If the problem is related to a domain named $dom attach:
/var/log/libvirt/qemu/$dom.log (Or substitute qemu with whatever hypervisor you are using.)
The XML configuration of the vm/domain obtained by virsh dumpxml $dom
If the problem involves a crash of libvirtd or any other component, also attach the backtrace from the core dump if possible (e.g. using coredumpctl).
If you are asked for client logs, /tmp/libvirt_client.log.
Ideally don't tear down the environment in case additional information is required.
Consider whether you view any of the information in the debug logs sensitive: Sensitive information in debug logs.

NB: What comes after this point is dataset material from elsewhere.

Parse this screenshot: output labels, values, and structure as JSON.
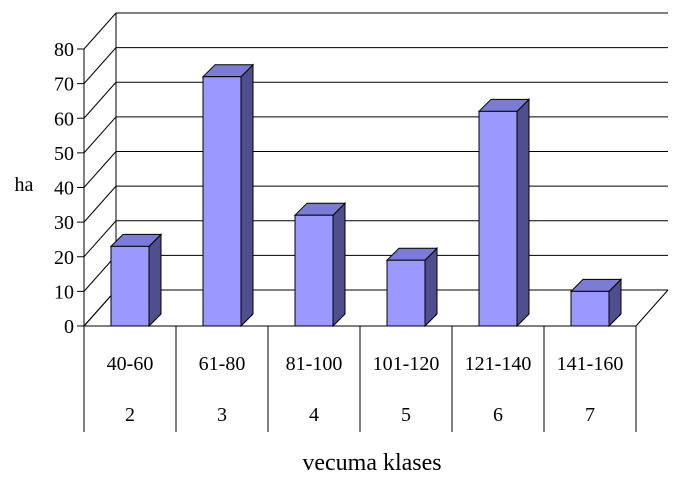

Some filter setting suggestions for debugging more specific things. Unless it's explicitly stated, these work on libvirt 4.4.0 and later. Please note that some of the filters below may not log enough information for filing a proper libvirt bug. Usually it's better to log more than less.
Specifying only some sections allows for a targeted filter configuration which works on all versions and is sufficient for most cases.
1:libvirt 1:qemu 1:conf 1:security 3:event 3:json 3:file 3:object 1:util
Some subsystems are very noisy and usually not the culprit of the problems. They can be silenced individually for a less verbose log while still logging everything else. Usual suspects are the JSON code, RPC, authentication and such. A permissive filter is good for development use cases.
3:remote 4:event 3:util.json 3:util.object 3:util.dbus 3:util.netlink 3:node_device 3:rpc 3:access 1:*
This filter logs only QMP traffic and skips most of libvirt's messages.
2:qemu.qemu_monitor 3:*
Debug logs may contain information that certain users may consider sensitive although generally it's okay to share debuglogs publicly.
Information which could be deemed sensitive:
hostname of the host
names of VMs and other objects
paths to disk images
IP addresses of guests and the host
hostnames/IP addresses of disks accessed via network
Libvirt's debug logs only ever have passwords and disk encryption secrets in encrypted form without the key being part of the log. There's one notable exception, that VNC/SPICE passwords can be found in the logs.
In case you decide to mask information you consider sensitive from the posted debug logs, make sure that the masking doesn't introduce ambiguity.